More than 1,500 people, along with prominent software projects including Mozilla and the Tor Project, have signed a petition calling for the board of the Free Software Foundation to resign and Richard Stallman to be “removed from all leadership positions.” The group recently reappointed the controversial developer and activist to its board; he had previously departed in the wake of sexual-harassment allegations and comments he made about the Jeffrey Epstein case that many found repellent.

Stallman, whose GNU Project built free software tools that have become standard accompaniments to Linux and other operating systems, founded the Free Software Foundation in the 1980s to promote computer programs that would be free for users to redistribute and alter as they saw fit.
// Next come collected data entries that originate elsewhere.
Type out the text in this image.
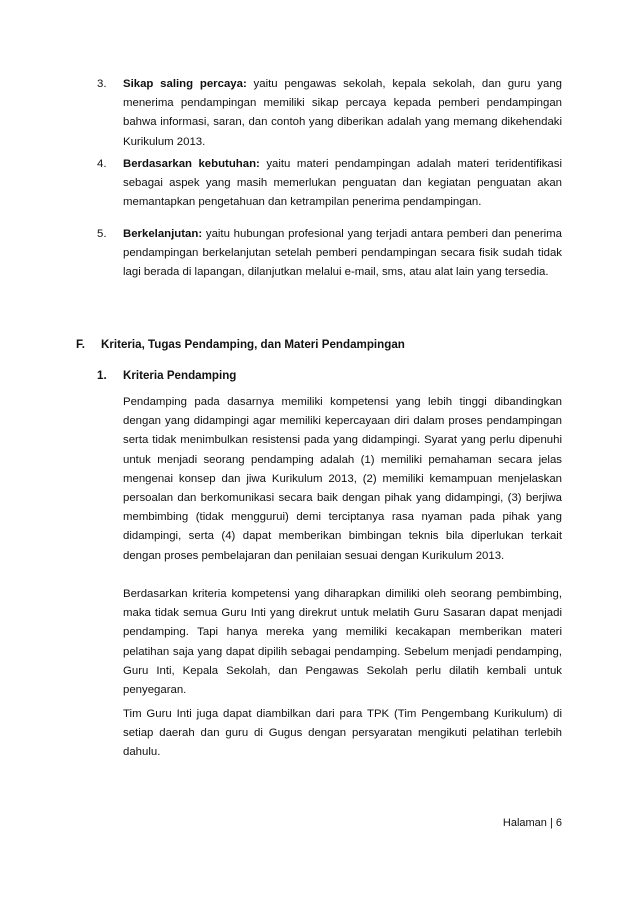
3. Sikap saling percaya: yaitu pengawas sekolah, kepala sekolah, dan guru yang menerima pendampingan memiliki sikap percaya kepada pemberi pendampingan bahwa informasi, saran, dan contoh yang diberikan adalah yang memang dikehendaki Kurikulum 2013.
4. Berdasarkan kebutuhan: yaitu materi pendampingan adalah materi teridentifikasi sebagai aspek yang masih memerlukan penguatan dan kegiatan penguatan akan memantapkan pengetahuan dan ketrampilan penerima pendampingan.
5. Berkelanjutan: yaitu hubungan profesional yang terjadi antara pemberi dan penerima pendampingan berkelanjutan setelah pemberi pendampingan secara fisik sudah tidak lagi berada di lapangan, dilanjutkan melalui e-mail, sms, atau alat lain yang tersedia.
F. Kriteria, Tugas Pendamping, dan Materi Pendampingan
1. Kriteria Pendamping

Pendamping pada dasarnya memiliki kompetensi yang lebih tinggi dibandingkan dengan yang didampingi agar memiliki kepercayaan diri dalam proses pendampingan serta tidak menimbulkan resistensi pada yang didampingi. Syarat yang perlu dipenuhi untuk menjadi seorang pendamping adalah (1) memiliki pemahaman secara jelas mengenai konsep dan jiwa Kurikulum 2013, (2) memiliki kemampuan menjelaskan persoalan dan berkomunikasi secara baik dengan pihak yang didampingi, (3) berjiwa membimbing (tidak menggurui) demi terciptanya rasa nyaman pada pihak yang didampingi, serta (4) dapat memberikan bimbingan teknis bila diperlukan terkait dengan proses pembelajaran dan penilaian sesuai dengan Kurikulum 2013.

Berdasarkan kriteria kompetensi yang diharapkan dimiliki oleh seorang pembimbing, maka tidak semua Guru Inti yang direkrut untuk melatih Guru Sasaran dapat menjadi pendamping. Tapi hanya mereka yang memiliki kecakapan memberikan materi pelatihan saja yang dapat dipilih sebagai pendamping. Sebelum menjadi pendamping, Guru Inti, Kepala Sekolah, dan Pengawas Sekolah perlu dilatih kembali untuk penyegaran.

Tim Guru Inti juga dapat diambilkan dari para TPK (Tim Pengembang Kurikulum) di setiap daerah dan guru di Gugus dengan persyaratan mengikuti pelatihan terlebih dahulu.

Halaman | 6
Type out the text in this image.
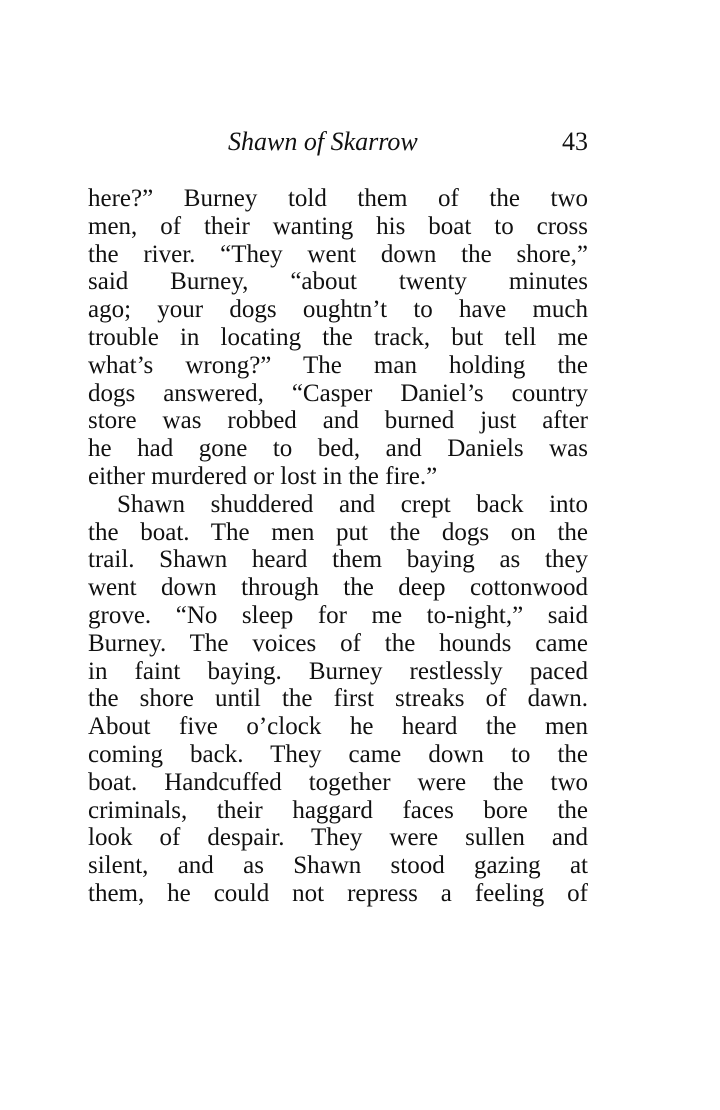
Shawn of Skarrow	43
here?” Burney told them of the two
men, of their wanting his boat to cross
the river. “They went down the shore,”
said Burney, “about twenty minutes
ago; your dogs oughtn’t to have much
trouble in locating the track, but tell me
what’s wrong?” The man holding the
dogs answered, “Casper Daniel’s country
store was robbed and burned just after
he had gone to bed, and Daniels was
either murdered or lost in the fire.”
Shawn shuddered and crept back into
the boat. The men put the dogs on the
trail. Shawn heard them baying as they
went down through the deep cottonwood
grove. “No sleep for me to-night,” said
Burney. The voices of the hounds came
in faint baying. Burney restlessly paced
the shore until the first streaks of dawn.
About five o’clock he heard the men
coming back. They came down to the
boat. Handcuffed together were the two
criminals, their haggard faces bore the
look of despair. They were sullen and
silent, and as Shawn stood gazing at
them, he could not repress a feeling of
For years, the bearded Boston-area resident was widely known to be argumentative, but as the #MeToo movement brought sexual harassment and sexist abuse into the spotlight, many women came forward to describe years of unpleasant and abusive behavior by Stallman that reportedly even caused women to avoid walking near his office at the Massachusetts Institute of Technology.

Stallman resigned from a position at MIT and from the Free Software Foundation, where he had served as president, in 2019 after being widely criticized for comments about the Epstein case.

In calling for the FSF board resignation, the petition organizers point to those comments, to the harassment complaints, to comments Stallman made about people with Down syndrome, and to his repeated comments about the singular pronoun “they,” which the petitioners refer to as “poorly disguised transphobia.”

The Free Software Foundation didn’t immediately respond to an inquiry from Fast Company.

“There has been enough tolerance of RMS’s repugnant ideas and behavior,” the petition organizers write. “We cannot continue to let one person ruin the meaning of our work. Our communities have no space for people like Richard M. Stallman, and we will not continue suffering his behavior, giving him a leadership role, or otherwise holding him and his hurtful and dangerous ideology as acceptable.”

Stallman is one of several onetime tech counterculture luminaries whose behavior, once seen as merely eccentric, has since widely been classified as abusive. Linux creator Linus Torvalds took time off from the open-source operating system project in 2018 after The New Yorker reported on years of what were called “abusive emails” to others on the project. And John Draper, a celebrated hacker known as Cap’n Crunch for his discovery that toy whistles in that cereal could at one time be used to make free phone calls, was barred from a number of security conferences after allegations of sexual misconduct toward young men and teenage boys. He’s denied having sexual motivations for leading the men and boys in high-touch “energy workouts.”